А тут круглой снежной луной взял да и хитро подкатился Новый год. И надо было его как-то отмечать, традицию не задушишь, не убьешь. Праздник есть праздник. Мы захотели хоть на час стать опять детьми и ждать Деда Мороза, точно как в той хохлацкой колядке, что пела нам Фрося у костра. Елки нет? Так мы родим ее! Бойцы хохотали: "А мы Фроську елкой нарядим!" Моя веселая земля махала своими живыми огромными граблями и кричала в ответ: "Нехай!" На черном от копоти, круглом ее лице сверкала зимняя, ледяная улыбка. Она уже была не моя земля, а бешеная луна, что летела в черных небесах над нами. Небеса победы! Мы чуяли: недолго ждать. Я видел, как Фрося поползла из терминала вон, на воздух. Я неслышно, как кот, пошел за ней. Она не видела, что я за ней иду. Ветер ударил мне в лицо. Я смотрел, как моя земля хитро ползла вдоль бруствера, и проследил, куда. Там, где бетонные нагромождения обрывались, у россыпей битого стекла, валялась – ни за что не поверите! – настоящая елка! Ну, не настоящая, конечно. Искусственная. Кто-то, может, куда-то летел, и из небесного багажа вывалилась. А может, силовики везли своим на праздник в старый терминал, да мы их подбили. "Фрося! Не лезь туда! Убьют тебя!" Я быстро бросился вперед, как сердце мое чуяло. Она, дура, встала в полный рост и пошла к этой, мать ее за ногу, елке, она хотела живенько схватить ее и драпануть, но они хорошо следили за нами, глазастые укропы, и снайперы у них там сидели и в прицелы глядели, и гранаты имелись, да и просто из автомата спокойно можно было бабу покосить, как делать нечего. Как траву в зимнем поле. Сухую траву.
Я швырнул себя вперед и сильно, грубо толкнул мою землю. Сбил с ног. Она упала и выстонала: "О, якохо биса…" Пуля ушла между нами. Между моим плечом и ее круглым животом. Я свалился на нее, горячую и огромную, закрыл ее своим телом, протянул руку и схватил эту чертову елку. Скатился с Фроси. Мы оба поползли обратно к брустверу, а пули пели над нашими головами. Когда мы вползли, как змеи, в нашу родную гостиную, с ладоней у моей земли текла кровь и пятнала бетон. Я судорожно схватил ее за руки и повернул их вверх ладонями. "Плюнуты и розтэрты, – сказала она, тяжело дыша и счастливо улыбаясь. – Це я напоролася на бите скло".
И обтерла со смехом ладони о пестрые штаны.
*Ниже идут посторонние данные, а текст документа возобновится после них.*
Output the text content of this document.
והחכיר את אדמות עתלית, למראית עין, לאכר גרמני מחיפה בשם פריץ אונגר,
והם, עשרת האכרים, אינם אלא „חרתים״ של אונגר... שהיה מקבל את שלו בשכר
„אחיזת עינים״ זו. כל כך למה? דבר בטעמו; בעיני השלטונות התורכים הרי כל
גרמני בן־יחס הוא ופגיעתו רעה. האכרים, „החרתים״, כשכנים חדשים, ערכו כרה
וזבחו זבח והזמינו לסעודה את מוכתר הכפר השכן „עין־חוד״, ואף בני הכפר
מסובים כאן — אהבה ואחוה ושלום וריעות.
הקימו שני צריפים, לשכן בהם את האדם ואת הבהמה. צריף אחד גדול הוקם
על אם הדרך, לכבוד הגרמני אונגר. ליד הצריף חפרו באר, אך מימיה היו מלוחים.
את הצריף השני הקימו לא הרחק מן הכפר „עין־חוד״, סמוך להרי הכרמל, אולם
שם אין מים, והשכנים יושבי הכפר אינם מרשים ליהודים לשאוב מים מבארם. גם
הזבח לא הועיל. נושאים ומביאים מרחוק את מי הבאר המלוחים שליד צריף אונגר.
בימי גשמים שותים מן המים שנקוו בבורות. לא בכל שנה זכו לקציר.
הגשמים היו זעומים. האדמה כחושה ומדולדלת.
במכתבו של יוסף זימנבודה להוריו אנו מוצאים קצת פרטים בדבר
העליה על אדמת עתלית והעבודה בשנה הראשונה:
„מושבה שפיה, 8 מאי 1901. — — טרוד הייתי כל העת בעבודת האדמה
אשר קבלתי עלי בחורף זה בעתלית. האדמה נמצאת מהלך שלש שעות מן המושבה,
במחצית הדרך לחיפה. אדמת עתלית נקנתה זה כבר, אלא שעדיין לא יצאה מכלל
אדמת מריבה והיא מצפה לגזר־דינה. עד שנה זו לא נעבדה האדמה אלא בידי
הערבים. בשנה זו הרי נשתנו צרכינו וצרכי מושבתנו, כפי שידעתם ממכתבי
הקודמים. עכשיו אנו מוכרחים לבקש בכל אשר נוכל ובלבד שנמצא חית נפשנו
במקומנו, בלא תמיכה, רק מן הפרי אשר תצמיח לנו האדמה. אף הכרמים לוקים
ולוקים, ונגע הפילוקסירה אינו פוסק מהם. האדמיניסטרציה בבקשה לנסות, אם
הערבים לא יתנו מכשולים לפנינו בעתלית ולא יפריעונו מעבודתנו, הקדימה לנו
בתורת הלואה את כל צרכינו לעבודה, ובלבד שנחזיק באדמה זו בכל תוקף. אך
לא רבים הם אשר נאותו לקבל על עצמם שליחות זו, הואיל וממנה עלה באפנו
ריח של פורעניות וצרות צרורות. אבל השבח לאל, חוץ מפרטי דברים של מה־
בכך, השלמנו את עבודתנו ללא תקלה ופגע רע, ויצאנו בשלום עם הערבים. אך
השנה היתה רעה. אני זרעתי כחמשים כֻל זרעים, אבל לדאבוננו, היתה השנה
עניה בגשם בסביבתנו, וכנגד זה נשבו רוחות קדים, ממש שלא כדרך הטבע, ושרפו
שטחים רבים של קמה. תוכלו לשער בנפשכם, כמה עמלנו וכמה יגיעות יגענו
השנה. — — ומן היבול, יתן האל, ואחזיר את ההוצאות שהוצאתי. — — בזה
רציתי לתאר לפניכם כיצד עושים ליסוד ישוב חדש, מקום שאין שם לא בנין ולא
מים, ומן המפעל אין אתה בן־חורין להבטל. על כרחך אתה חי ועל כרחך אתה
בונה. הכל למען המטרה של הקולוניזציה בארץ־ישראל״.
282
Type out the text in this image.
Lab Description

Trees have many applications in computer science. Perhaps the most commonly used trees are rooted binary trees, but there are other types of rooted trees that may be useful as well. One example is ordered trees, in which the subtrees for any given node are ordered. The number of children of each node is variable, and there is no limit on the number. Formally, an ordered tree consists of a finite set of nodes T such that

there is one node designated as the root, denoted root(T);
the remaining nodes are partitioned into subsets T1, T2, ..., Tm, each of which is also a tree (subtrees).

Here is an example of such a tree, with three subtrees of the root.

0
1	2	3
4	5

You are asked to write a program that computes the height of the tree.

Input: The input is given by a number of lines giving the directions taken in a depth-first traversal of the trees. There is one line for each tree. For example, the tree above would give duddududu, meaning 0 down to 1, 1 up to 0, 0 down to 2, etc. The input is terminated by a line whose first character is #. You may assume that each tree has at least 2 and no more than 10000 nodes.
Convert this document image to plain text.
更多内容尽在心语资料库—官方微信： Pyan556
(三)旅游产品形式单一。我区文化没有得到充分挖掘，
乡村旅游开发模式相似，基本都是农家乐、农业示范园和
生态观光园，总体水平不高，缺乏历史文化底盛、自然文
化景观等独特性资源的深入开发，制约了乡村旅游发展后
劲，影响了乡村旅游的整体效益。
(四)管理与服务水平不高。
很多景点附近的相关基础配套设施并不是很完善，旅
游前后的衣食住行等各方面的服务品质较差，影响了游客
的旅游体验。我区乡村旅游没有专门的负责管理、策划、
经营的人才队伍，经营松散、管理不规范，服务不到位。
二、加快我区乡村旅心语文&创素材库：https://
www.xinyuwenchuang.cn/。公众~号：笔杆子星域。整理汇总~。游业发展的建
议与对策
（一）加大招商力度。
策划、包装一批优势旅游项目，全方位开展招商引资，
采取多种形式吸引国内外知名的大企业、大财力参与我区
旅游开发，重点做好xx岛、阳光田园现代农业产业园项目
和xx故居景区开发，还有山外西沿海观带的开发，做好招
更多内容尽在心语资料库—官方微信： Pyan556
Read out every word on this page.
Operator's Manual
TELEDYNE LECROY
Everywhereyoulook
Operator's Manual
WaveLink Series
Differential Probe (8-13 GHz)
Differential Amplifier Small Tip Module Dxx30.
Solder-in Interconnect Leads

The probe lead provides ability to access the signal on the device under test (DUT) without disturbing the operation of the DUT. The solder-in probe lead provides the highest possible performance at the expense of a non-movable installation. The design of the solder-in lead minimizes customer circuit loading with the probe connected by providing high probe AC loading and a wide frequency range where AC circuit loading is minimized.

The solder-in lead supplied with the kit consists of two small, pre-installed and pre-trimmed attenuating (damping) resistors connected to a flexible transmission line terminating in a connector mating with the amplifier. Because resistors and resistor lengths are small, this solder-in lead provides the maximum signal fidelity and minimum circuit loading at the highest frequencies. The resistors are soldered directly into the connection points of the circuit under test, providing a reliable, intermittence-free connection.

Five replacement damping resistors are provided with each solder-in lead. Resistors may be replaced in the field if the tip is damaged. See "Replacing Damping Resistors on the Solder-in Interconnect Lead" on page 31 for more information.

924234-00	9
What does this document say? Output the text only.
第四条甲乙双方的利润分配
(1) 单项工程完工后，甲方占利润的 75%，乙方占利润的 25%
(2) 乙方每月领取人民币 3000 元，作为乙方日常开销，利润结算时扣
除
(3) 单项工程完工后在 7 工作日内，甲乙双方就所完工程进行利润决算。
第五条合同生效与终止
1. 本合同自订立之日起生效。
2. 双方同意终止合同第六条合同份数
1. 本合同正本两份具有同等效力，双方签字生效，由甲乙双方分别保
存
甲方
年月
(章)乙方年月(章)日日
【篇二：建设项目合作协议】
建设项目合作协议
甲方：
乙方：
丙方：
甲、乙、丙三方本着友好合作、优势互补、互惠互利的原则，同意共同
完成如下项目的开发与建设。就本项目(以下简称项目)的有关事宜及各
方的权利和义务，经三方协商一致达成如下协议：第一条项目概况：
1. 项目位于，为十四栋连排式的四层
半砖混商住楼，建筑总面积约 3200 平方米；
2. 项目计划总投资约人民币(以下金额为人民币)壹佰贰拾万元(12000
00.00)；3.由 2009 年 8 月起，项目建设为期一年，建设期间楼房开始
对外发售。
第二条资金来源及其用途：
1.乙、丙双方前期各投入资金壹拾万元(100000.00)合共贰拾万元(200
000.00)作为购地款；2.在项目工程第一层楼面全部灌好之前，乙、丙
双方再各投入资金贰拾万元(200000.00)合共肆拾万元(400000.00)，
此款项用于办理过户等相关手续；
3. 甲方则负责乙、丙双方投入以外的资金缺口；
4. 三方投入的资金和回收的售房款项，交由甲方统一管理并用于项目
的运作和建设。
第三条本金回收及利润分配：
Как наряжали мы ту елочку! В детстве я так любовно никаких елок не наряжал. Да у меня их в детстве и не было. Отец вставал по будильнику в одно и то же время, всегда ел одну и ту же кашу, уходил на один и тот же завод, и в праздники мы ели все ту же, одну и ту же еду – щи с тушенкой, в них плавал сиротливый лавровый лист, овсяную кашу, иногда с навагой или с минтаем, и пили чай, часто без сахара. И никакой тебе елки; отец кивал на экран телевизора: "Вон елка, в телевизоре, тебе что, мало?" Я глядел на елку в школе, ее ставили посреди актового зала, на ней почти не было игрушек – только обмотки гирлянд и большие, как футбольные мячи, стеклянные шары. К ней запрещено было подходить, директриса ругалась. Еще я видел елки в домах у друзей. Однажды пришел к Зайцу в январе, из кухни вышла тетка с блуждающим взглядом, с отвисшей губой, в заляпанном жиром фартуке, она качалась, как пьяная. Оглядев меня белыми хищными глазами, она опять удалилась в кухню. "Мать, – смущенно сказал Заяц, – она у меня немного не в себе, ты уж прости, она сейчас пытается приготовить утку в яблоках. Ну, новогоднее угощение. Хочешь, тебя угостим?" За спиной Зайца мотала колючими лапами елка, и, я видел, с ветвей серебряными соплями свисали самодельные игрушки. По бедности Заяц, небось, сам из бумаги навертел. А тут мы, можно сказать, из пасти смерти живую елку вытащили. Она – наша награда. Немного расслабиться. Так вот что такое война: это когда ты устанешь так, что жить не захочешь, а тут как тут и Новый год, и безумный Дед Мороз тебе на ухо пьяно шепчет: выкинь все из башки, отдохни, выпей, если есть что выпить, порадуйся хоть немного, вспомяни тех, кто убит, да и еще раз подними бокал за время, вот оно, новое, пришло!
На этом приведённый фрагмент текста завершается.